ELD Comments Pour Into FMCSA

Support Splits Along Carrier Size
By Jonathan S. Reiskin, Associate News Editor

This story appears in the July 7 print edition of Transport Topics.

Comment from fleets, owner-operators and others concerned with electronic logging devices poured into the Federal Motor Carrier Safety Administration right up until the deadline.

As of July 2, the agency was still posting messages received by the June 26 cut-off date, and displayed 2,092 entries.

The ELD rule, proposed in March, would mandate use of the technology for recording drivers’ hours of service.



After considering the comments, FMCSA will have to formulate and then post a final rule.

 Commenting in favor of ELDs, Reggie Dupré, CEO of Dupré Logistics in Lafayette, Louisiana, said, “Our company has utilized ELDs for over five years, and our drivers find ELDs easy to use and effective for their duty status reporting.

From a company perspective, I believe this is the most effective tool to monitor and comply with HOS rules.”

Dupré Logistics was among the larger carriers that tended to support the proposal. They tended to have desirable experiences with the devices. Small fleets and owner-operators were strongly opposed.

Included in the docket was a university study commissioned by FMCSA that found the devices to be effective.

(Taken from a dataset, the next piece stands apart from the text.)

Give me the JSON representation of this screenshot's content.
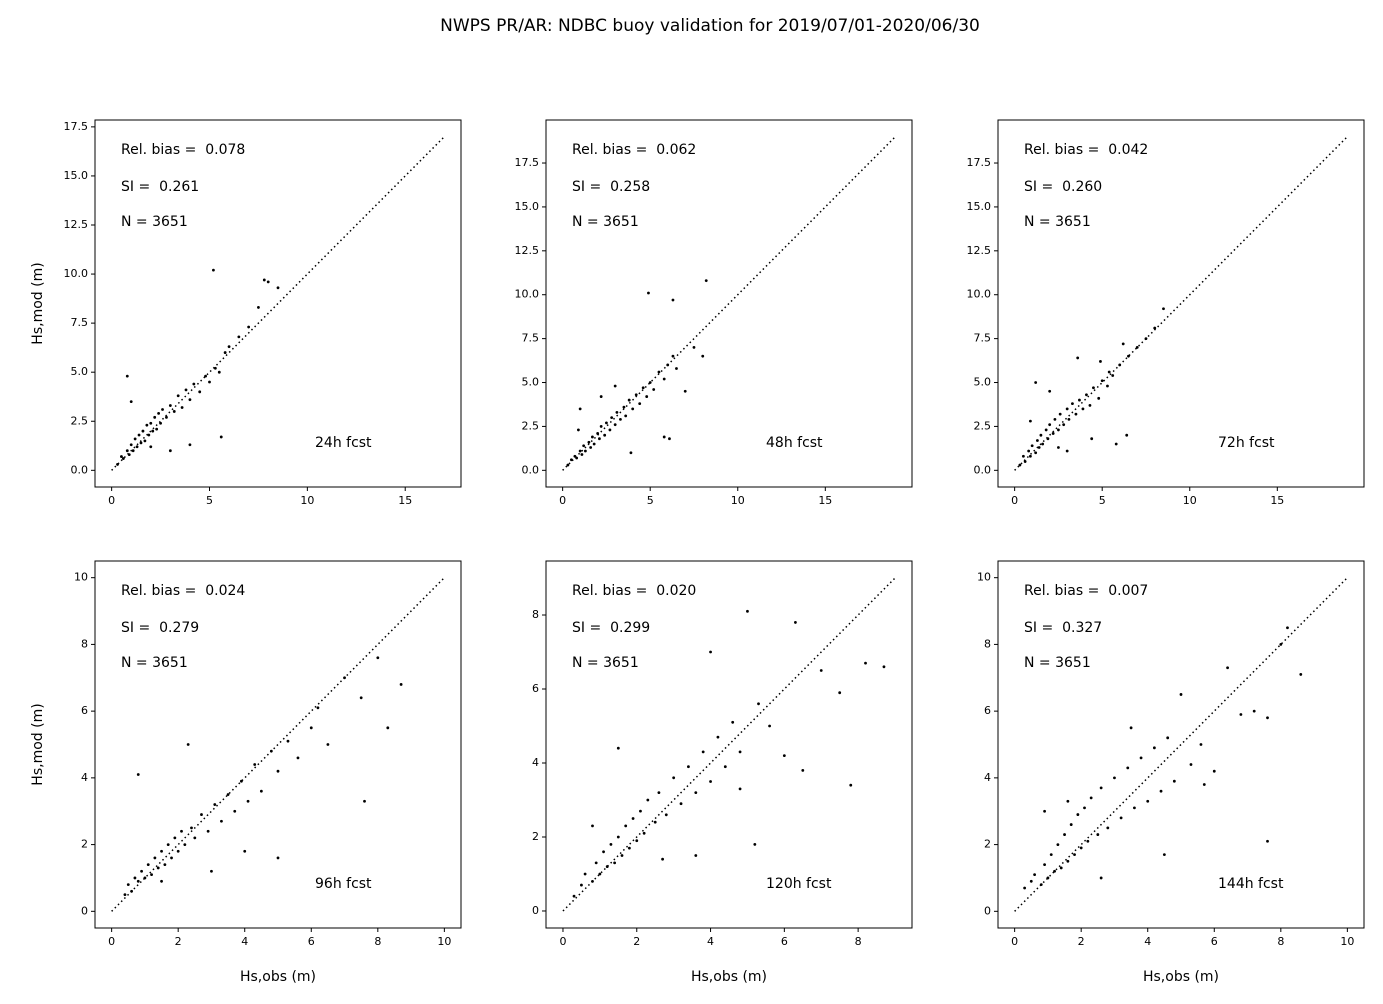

The Virginia Tech Transportation Institute report examined five years of driving history from 11 large trucking companies and found that trucks with electronic logging devices were 11.7% less likely to be in a crash than trucks without them.

Vehicles with ELDs were also 5.1% less likely to be involved in a preventable crash, and drivers were 49-53% less likely to have an HOS violation when using the devices, the study said.

The study did not identify the 11 large carriers surveyed, but it said their drivers accumulated 15.6 billion miles traveled over the five years, or about 283.6 million miles per year for each of the companies.

“Anecdotally, it seems to make sense . . . from what I have been hearing on the violation side,” said Stephen Keppler, executive director of the Commercial Vehicle Safety Alliance, when asked about the report.

CVSA represents law enforcement agencies that perform truck and bus inspections.

Commenting on the report, Rob Abbott, a vice president of American Trucking Associations, said, “In the context of [the federal Compliance, Safety, Accountability program], FMCSA has shown a strong correlation between HOS violations and crash risk.

Fleets that use ELDs see a big drop in HOS violations, mostly related to paperwork, or form and manner errors.”

American Trucking Associations said in a June 30 statement it would like to see FMCSA enact the rule swiftly and that it supported such a rule in 2012 when Congress instructed FMCSA in its MAP-21 funding law to write the regulation.

The Truck Safety Coalition, which includes Parents Against Tired Truckers and Citizens for Reliable and Safe Highways, applauded the proposal, saying it brings the United States in line with Europe and countries such as Brazil, Israel, Japan, South Korea, Turkey, Venezuela — all of which require ELDs.

The Truck Safety Coalition said its members want the rule applied as broadly as possible with minimal exceptions.

Opposing comments said the devices are much more expensive than paper logbooks and of limited usefulness for an owner-operator. Several comments were from older drivers who said they had lengthy, safe careers and were being smothered by rules that actually made it more difficult to drive safely.

And some threatened to quit driving if the rule is enacted as written.

Paul Oakley, senior vice president of the American Moving & Storage Association, said his group supports the mandate only if its effectiveness is first verified by a pilot study. He also asked for tax credits and subsidies to cover the cost of purchasing ELDs.

The director of safety and compliance for ATC Transportation of Pleasant Valley, Wisconsin, had a comment reflecting the type of freight his company hauls. ATC delivers new heavy-duty trucks from factories, and that creates a special problem. ATC executive Mahlon Gragen said that when trucks are turned into freight, several are stacked in a piggyback formation and pulled down the road. He said the truck actually being driven should have an ELD, but the empty vehicles being pulled as freight should not.